Il nemico

Il nemico

Autore: Emanuele Tonon
Casa editrice: Isbn
Pagine: 102

Immaginiamo il lettore entrare in libreria e fermarsi di fronte allo scaffale di narrativa italiana. Tra i tanti volumi, potrebbe concentrarsi sul banchetto delle nuove uscite. Qui la sua attenzione potrebbe essere conquistata da Il nemico di Emanuele Tonon, il consueto fascino minimalista delle edizioni Isbn, la copertina bianca senza illustrazioni, il profilo delle pagine bordato di rosso. Il libro è già nelle sue mani. In copertina, sotto autore e titolo, la dicitura «ROMANZO ERETICO». Con la sensazione di addentrarsi in qualcosa di proibito eccolo a leggere la prima pagina, dopo aver cercato invano la quarta di copertina (e se il nostro aspirante acquirente non è abituato ai libri Isbn, eccolo già steso). «Il nemico è il blasfemo, feroce atto d’accusa di un uomo contro Dio. Uno spaccato struggente… Tonon trasforma la scrittura in un rituale esoterico per sopportare l’insopportabile ingiustizia dell’esistere, tutto concorre a fare di questo libro una stupenda, potente, macabra eresia.» Non stiamo parlando del solito romanzetto ad ambientazione familiare, dello scrittore da conventicole letterarie con cattedra allo IULM e parente proprietario di una casa editrice, ma di un (come presentato nella prima di copertina) «teologo operaio» prestato alla narrativa. A questo punto il lettore, o quantomeno il lettore che abbiamo in mente, sarà già alla cassa pieno di aspettative.
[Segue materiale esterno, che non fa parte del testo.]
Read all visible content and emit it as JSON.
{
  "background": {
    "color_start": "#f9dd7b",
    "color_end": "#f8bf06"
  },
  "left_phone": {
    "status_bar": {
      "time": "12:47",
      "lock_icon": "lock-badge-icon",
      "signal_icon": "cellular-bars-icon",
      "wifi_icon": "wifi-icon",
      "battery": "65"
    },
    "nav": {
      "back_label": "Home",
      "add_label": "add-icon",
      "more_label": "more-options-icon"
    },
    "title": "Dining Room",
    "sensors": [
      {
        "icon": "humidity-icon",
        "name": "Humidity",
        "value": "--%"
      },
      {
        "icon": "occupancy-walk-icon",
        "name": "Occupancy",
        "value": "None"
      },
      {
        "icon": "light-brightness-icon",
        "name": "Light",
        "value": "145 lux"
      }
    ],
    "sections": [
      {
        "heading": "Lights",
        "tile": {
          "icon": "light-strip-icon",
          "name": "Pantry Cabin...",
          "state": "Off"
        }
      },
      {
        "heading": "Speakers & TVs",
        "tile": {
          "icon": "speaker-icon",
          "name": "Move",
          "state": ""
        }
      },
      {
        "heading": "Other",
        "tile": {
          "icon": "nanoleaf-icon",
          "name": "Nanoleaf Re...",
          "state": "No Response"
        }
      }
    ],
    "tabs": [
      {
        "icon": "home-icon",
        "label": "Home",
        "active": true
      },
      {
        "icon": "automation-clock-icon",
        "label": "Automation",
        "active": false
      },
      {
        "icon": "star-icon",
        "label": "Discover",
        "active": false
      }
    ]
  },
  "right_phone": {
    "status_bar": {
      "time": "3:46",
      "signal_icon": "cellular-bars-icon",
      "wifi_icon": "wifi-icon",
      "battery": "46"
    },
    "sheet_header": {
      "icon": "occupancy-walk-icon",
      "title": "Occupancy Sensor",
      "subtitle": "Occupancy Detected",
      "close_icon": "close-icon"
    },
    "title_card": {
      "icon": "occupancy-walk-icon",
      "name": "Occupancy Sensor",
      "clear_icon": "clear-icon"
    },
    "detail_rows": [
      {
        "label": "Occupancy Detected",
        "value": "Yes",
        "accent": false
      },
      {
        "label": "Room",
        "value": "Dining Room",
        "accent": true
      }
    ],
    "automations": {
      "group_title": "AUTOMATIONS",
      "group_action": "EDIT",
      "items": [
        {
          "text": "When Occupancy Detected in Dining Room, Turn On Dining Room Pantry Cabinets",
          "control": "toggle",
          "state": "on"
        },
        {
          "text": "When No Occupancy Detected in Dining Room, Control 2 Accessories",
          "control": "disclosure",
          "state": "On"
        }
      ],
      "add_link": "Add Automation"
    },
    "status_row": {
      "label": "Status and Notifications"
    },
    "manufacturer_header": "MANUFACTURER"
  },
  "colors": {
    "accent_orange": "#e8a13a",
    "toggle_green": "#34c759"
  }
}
Che, dico per evitarvi sorprese, non saranno soddisfatte.
Il nemico potrebbe essere definito un romanzo breve o un racconto lungo (supera di poco le cento pagine), ma nessuna delle due definizioni risulta essere davvero calzante. Siamo in Friuli, nella provincia del laborioso Nordest italiano. Ma di paesaggi carsici qui nemmeno l’ombra, la geografia si articola e riduce a casa-fabbrica-bar, bar-fabbrica-casa e altre variazioni sul tema di questi tre elementi. La voce narrante è quella di un prete che ha smarrito fede, speranza e tonaca, distrutto dalla lenta agonia del padre (consumato e ucciso dal lavoro in fabbrica) e dal dolore provocato dalla maternità interrotta della sua compagna, con cui condivide una dolorosa quotidianità fatta di piccoli e disperati gesti. Ma vera protagonista è l’assenza, che pervade le pagine in forme diverse, quella del padre, quella del figlio mai nato, quella di Dio. Un’elaborazione del dolore ora rabbiosa, ora rassegnata che porta all’alienazione dell’individuo e alla negazione dell’affettività.
La struttura narrativa si fonda su una divisione in due parti: la prima incentrata sul padre, la seconda sulla compagna (la «sposa muta»). Ma tra le due, nulla cambia. Il monologo rabbioso e delirante del protagonista si ripete instancabile dall’inizio alla fine, alternando le espressioni «cazzo, fica, troie di infermiere, venirle in bocca» a pretenziose quanto ingenue dissertazioni di carattere teologico. Lo stile di Tonon, presentato come «uno spietato alternarsi di letterarietà e trivio, di preghiera e bestemmia» è più che altro una semplicistica giustapposizione di questi elementi. La faticosa ricerca di Dio coincide con quella della felicità, la mancanza di Dio alberga nelle ingiustizie della quotidianità, sembra dirci tra le altre Tonon. Ma ci volevano cento di queste pagine?
Sebbene il romanzo sia ambizioso, per costruzione e obiettivi, riesce difficile dargli il peso che forse l’autore voleva conferirgli. La storia è troppo esile e le dissertazioni di carattere teologico ora fanno sorridere, ora irritano.